High-profile cases in which peer-review failed to disqualify bad and/or wrong papers and papers’ results being included in the scientific canon only for replication studies to completely overturn them later are proof that journals, together with the publishing culture in which they are embedded, aren’t exactly perfect.
Some scientists have even argued that embargoes should be done away with because the hype they create often misrepresents the modesty of the underlying science. Others focused their attention on universities, which often feed on the hype created by embargoes to pump out press releases making far-fetched claims about what the scientists on their payrolls have accomplished.
In turn, journalists have been finding that good journalism is the outcome only when good journalism is also the process. Give a good journalist a preprint to work with and the same level of due diligence will be applied. Plonk a bad journalist in front of an embargoed news releases and a preprint, and you will only get shoddy work both times. It is not as if journalists suspend their fact-checking process when they work with embargoed papers curated by journals and reinstate it when dealing with preprints. A publication that covers science well will quite likely cover other subjects with the same regard and sensitivity not because of the Ingelfinger rule but because of the overall newsroom culture.
Last line of defence
Moreover, an infuriating presumption in the Nature article is that the preprint flows as if by magic from the repository where it was uploaded into the hands of the “millions” now misled by it. Indeed, though it is annoying that the phrasing makes no room for a functional journalist who can step in, write about the paper and arrange for it to be publicised, it is simply frustrating that the journalistic establishment remains invisible to Sheldon’s eye even when we’re talking about an extra-journal agent messing up along the way.
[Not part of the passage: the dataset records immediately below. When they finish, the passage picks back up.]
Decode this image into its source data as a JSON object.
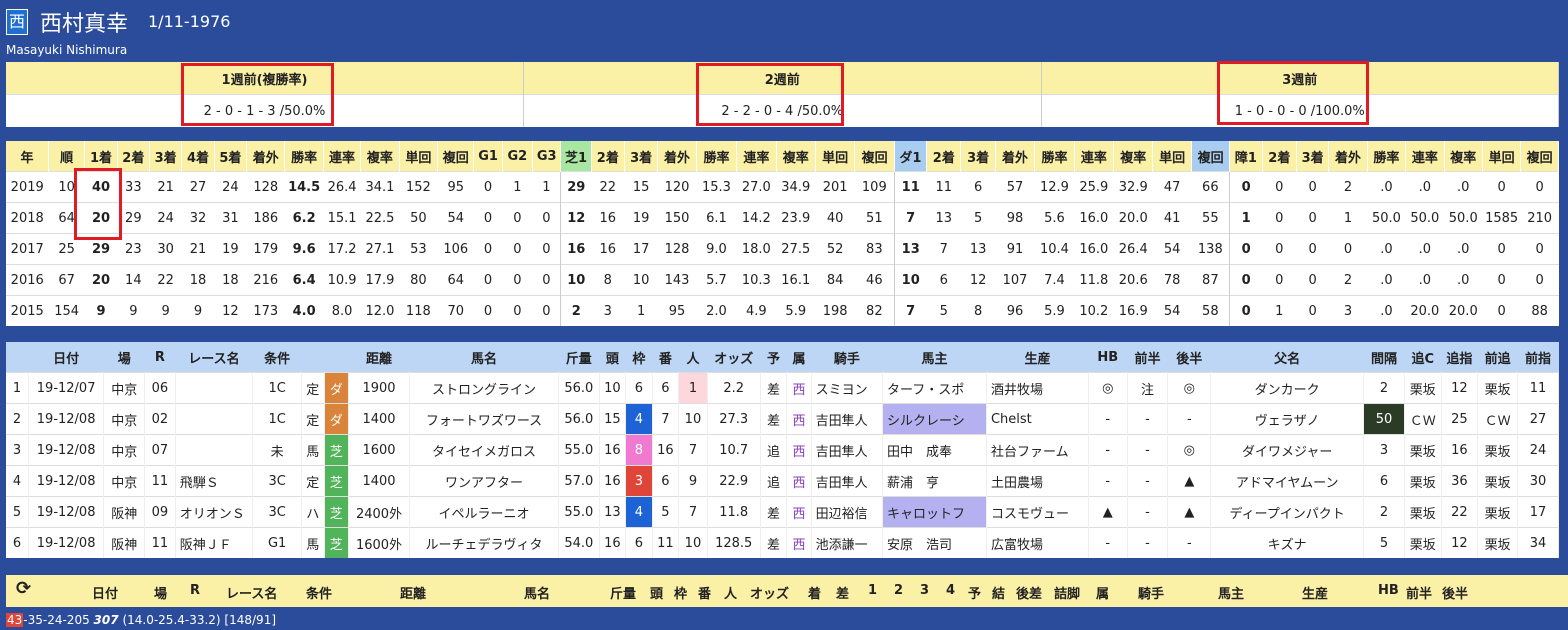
{
  "header": {
    "badge": "西",
    "jockey_name": "西村真幸",
    "dob": "1/11-1976",
    "romaji": "Masayuki Nishimura"
  },
  "weeks": [
    {
      "label": "1週前(複勝率)",
      "value": "2 - 0 - 1 - 3 /50.0%"
    },
    {
      "label": "2週前",
      "value": "2 - 2 - 0 - 4 /50.0%"
    },
    {
      "label": "3週前",
      "value": "1 - 0 - 0 - 0 /100.0%"
    }
  ],
  "stats": {
    "headers": [
      "年",
      "順",
      "1着",
      "2着",
      "3着",
      "4着",
      "5着",
      "着外",
      "勝率",
      "連率",
      "複率",
      "単回",
      "複回",
      "G1",
      "G2",
      "G3",
      "芝1",
      "2着",
      "3着",
      "着外",
      "勝率",
      "連率",
      "複率",
      "単回",
      "複回",
      "ダ1",
      "2着",
      "3着",
      "着外",
      "勝率",
      "連率",
      "複率",
      "単回",
      "複回",
      "障1",
      "2着",
      "3着",
      "着外",
      "勝率",
      "連率",
      "複率",
      "単回",
      "複回"
    ],
    "rows": [
      [
        "2019",
        "10",
        "40",
        "33",
        "21",
        "27",
        "24",
        "128",
        "14.5",
        "26.4",
        "34.1",
        "152",
        "95",
        "0",
        "1",
        "1",
        "29",
        "22",
        "15",
        "120",
        "15.3",
        "27.0",
        "34.9",
        "201",
        "109",
        "11",
        "11",
        "6",
        "57",
        "12.9",
        "25.9",
        "32.9",
        "47",
        "66",
        "0",
        "0",
        "0",
        "2",
        ".0",
        ".0",
        ".0",
        "0",
        "0"
      ],
      [
        "2018",
        "64",
        "20",
        "29",
        "24",
        "32",
        "31",
        "186",
        "6.2",
        "15.1",
        "22.5",
        "50",
        "54",
        "0",
        "0",
        "0",
        "12",
        "16",
        "19",
        "150",
        "6.1",
        "14.2",
        "23.9",
        "40",
        "51",
        "7",
        "13",
        "5",
        "98",
        "5.6",
        "16.0",
        "20.0",
        "41",
        "55",
        "1",
        "0",
        "0",
        "1",
        "50.0",
        "50.0",
        "50.0",
        "1585",
        "210"
      ],
      [
        "2017",
        "25",
        "29",
        "23",
        "30",
        "21",
        "19",
        "179",
        "9.6",
        "17.2",
        "27.1",
        "53",
        "106",
        "0",
        "0",
        "0",
        "16",
        "16",
        "17",
        "128",
        "9.0",
        "18.0",
        "27.5",
        "52",
        "83",
        "13",
        "7",
        "13",
        "91",
        "10.4",
        "16.0",
        "26.4",
        "54",
        "138",
        "0",
        "0",
        "0",
        "0",
        ".0",
        ".0",
        ".0",
        "0",
        "0"
      ],
      [
        "2016",
        "67",
        "20",
        "14",
        "22",
        "18",
        "18",
        "216",
        "6.4",
        "10.9",
        "17.9",
        "80",
        "64",
        "0",
        "0",
        "0",
        "10",
        "8",
        "10",
        "143",
        "5.7",
        "10.3",
        "16.1",
        "84",
        "46",
        "10",
        "6",
        "12",
        "107",
        "7.4",
        "11.8",
        "20.6",
        "78",
        "87",
        "0",
        "0",
        "0",
        "2",
        ".0",
        ".0",
        ".0",
        "0",
        "0"
      ],
      [
        "2015",
        "154",
        "9",
        "9",
        "9",
        "9",
        "12",
        "173",
        "4.0",
        "8.0",
        "12.0",
        "118",
        "70",
        "0",
        "0",
        "0",
        "2",
        "3",
        "1",
        "95",
        "2.0",
        "4.9",
        "5.9",
        "198",
        "82",
        "7",
        "5",
        "8",
        "96",
        "5.9",
        "10.2",
        "16.9",
        "54",
        "58",
        "0",
        "1",
        "0",
        "3",
        ".0",
        "20.0",
        "20.0",
        "0",
        "88"
      ]
    ]
  },
  "races": {
    "headers": [
      "",
      "日付",
      "場",
      "R",
      "レース名",
      "条件",
      "",
      "",
      "距離",
      "馬名",
      "斤量",
      "頭",
      "枠",
      "番",
      "人",
      "オッズ",
      "予",
      "属",
      "騎手",
      "馬主",
      "生産",
      "HB",
      "前半",
      "後半",
      "父名",
      "間隔",
      "追C",
      "追指",
      "前追",
      "前指"
    ],
    "rows": [
      [
        "1",
        "19-12/07",
        "中京",
        "06",
        "",
        "1C",
        "定",
        "ダ",
        "1900",
        "ストロングライン",
        "56.0",
        "10",
        "6",
        "6",
        "1",
        "2.2",
        "差",
        "西",
        "スミヨン",
        "ターフ・スポ",
        "酒井牧場",
        "◎",
        "注",
        "◎",
        "ダンカーク",
        "2",
        "栗坂",
        "12",
        "栗坂",
        "11"
      ],
      [
        "2",
        "19-12/08",
        "中京",
        "02",
        "",
        "1C",
        "定",
        "ダ",
        "1400",
        "フォートワズワース",
        "56.0",
        "15",
        "4",
        "7",
        "10",
        "27.3",
        "差",
        "西",
        "吉田隼人",
        "シルクレーシ",
        "Chelst",
        "-",
        "-",
        "-",
        "ヴェラザノ",
        "50",
        "ＣＷ",
        "25",
        "ＣＷ",
        "27"
      ],
      [
        "3",
        "19-12/08",
        "中京",
        "07",
        "",
        "未",
        "馬",
        "芝",
        "1600",
        "タイセイメガロス",
        "55.0",
        "16",
        "8",
        "16",
        "7",
        "10.7",
        "追",
        "西",
        "吉田隼人",
        "田中　成奉",
        "社台ファーム",
        "-",
        "-",
        "◎",
        "ダイワメジャー",
        "3",
        "栗坂",
        "16",
        "栗坂",
        "24"
      ],
      [
        "4",
        "19-12/08",
        "中京",
        "11",
        "飛騨Ｓ",
        "3C",
        "定",
        "芝",
        "1400",
        "ワンアフター",
        "57.0",
        "16",
        "3",
        "6",
        "9",
        "22.9",
        "追",
        "西",
        "吉田隼人",
        "薪浦　亨",
        "土田農場",
        "-",
        "-",
        "▲",
        "アドマイヤムーン",
        "6",
        "栗坂",
        "36",
        "栗坂",
        "30"
      ],
      [
        "5",
        "19-12/08",
        "阪神",
        "09",
        "オリオンＳ",
        "3C",
        "ハ",
        "芝",
        "2400外",
        "イペルラーニオ",
        "55.0",
        "13",
        "4",
        "5",
        "7",
        "11.8",
        "差",
        "西",
        "田辺裕信",
        "キャロットフ",
        "コスモヴュー",
        "▲",
        "-",
        "▲",
        "ディープインパクト",
        "2",
        "栗坂",
        "22",
        "栗坂",
        "17"
      ],
      [
        "6",
        "19-12/08",
        "阪神",
        "11",
        "阪神ＪＦ",
        "G1",
        "馬",
        "芝",
        "1600外",
        "ルーチェデラヴィタ",
        "54.0",
        "16",
        "6",
        "11",
        "10",
        "128.5",
        "差",
        "西",
        "池添謙一",
        "安原　浩司",
        "広富牧場",
        "-",
        "-",
        "-",
        "キズナ",
        "5",
        "栗坂",
        "12",
        "栗坂",
        "34"
      ]
    ]
  },
  "bottom_bar": {
    "labels": [
      "日付",
      "場",
      "R",
      "レース名",
      "条件",
      "距離",
      "馬名",
      "斤量",
      "頭",
      "枠",
      "番",
      "人",
      "オッズ",
      "着",
      "差",
      "1",
      "2",
      "3",
      "4",
      "予",
      "結",
      "後差",
      "詰脚",
      "属",
      "騎手",
      "馬主",
      "生産",
      "HB",
      "前半",
      "後半"
    ]
  },
  "footer": {
    "badge": "43",
    "text": "-35-24-205",
    "bold": "307",
    "rest": "(14.0-25.4-33.2) [148/91]"
  }
}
It is the product of this invisibility – rather, a choice to not acknowledge evident work – that suggests to the scientific journal that it must take responsibility for ensuring all that it publishes is good and right. As a pathway to accruing more relevance, this can only be good for the journal; however, it is also a way to accrue more power, so it must not be allowed to happen. This is ultimately why taking preprints away makes no sense: journals must share knowledge, not withhold it.
By taking preprints away from journalists, Sheldon proposes to force us to subsist on journal-fed knowledge – knowledge that is otherwise impossible to access for millions in the developing world, knowledge that is carefully curated according to the journal’s interests and, most of all, pushing the idea that the journal knows what is best for us.
But journals are not the last line of defence, even though they would like to think so; journalists are. That is how journalism is structured, how it functions, how it is managed as a sector, how it is perceived as an industry. If you take control away from journalists to move beyond papers approved by a journal, we lose our ability to question the journal itself.
The only portion of the Nature article that elicits a real need for concern is when Sheldon refers to embargoes as a means of safeguarding novelty for news publishers. He quotes Tom Whipple, science editor of The Times, saying that it is impossible to compete with the BBC because the BBC’s army of reporters are able to pick up on news faster. The alternative, he implies, is to preserve embargoes because they keep the results of a paper new until a given deadline – letting journalists from publishers small and large cover it at the same time.
In fact, if it is reform that we are desperate for, this is the first of three courses of action: to keep removing the barriers instead of making access more equitable. The second is to fix university press releases. The third is to stop interrogating preprints and start questioning publishing practices. For example, is it not curious that both Nature and NEJM, as well as many other ‘prestigious’ titles, rank almost as highly on the impact index as they do on the retraction index?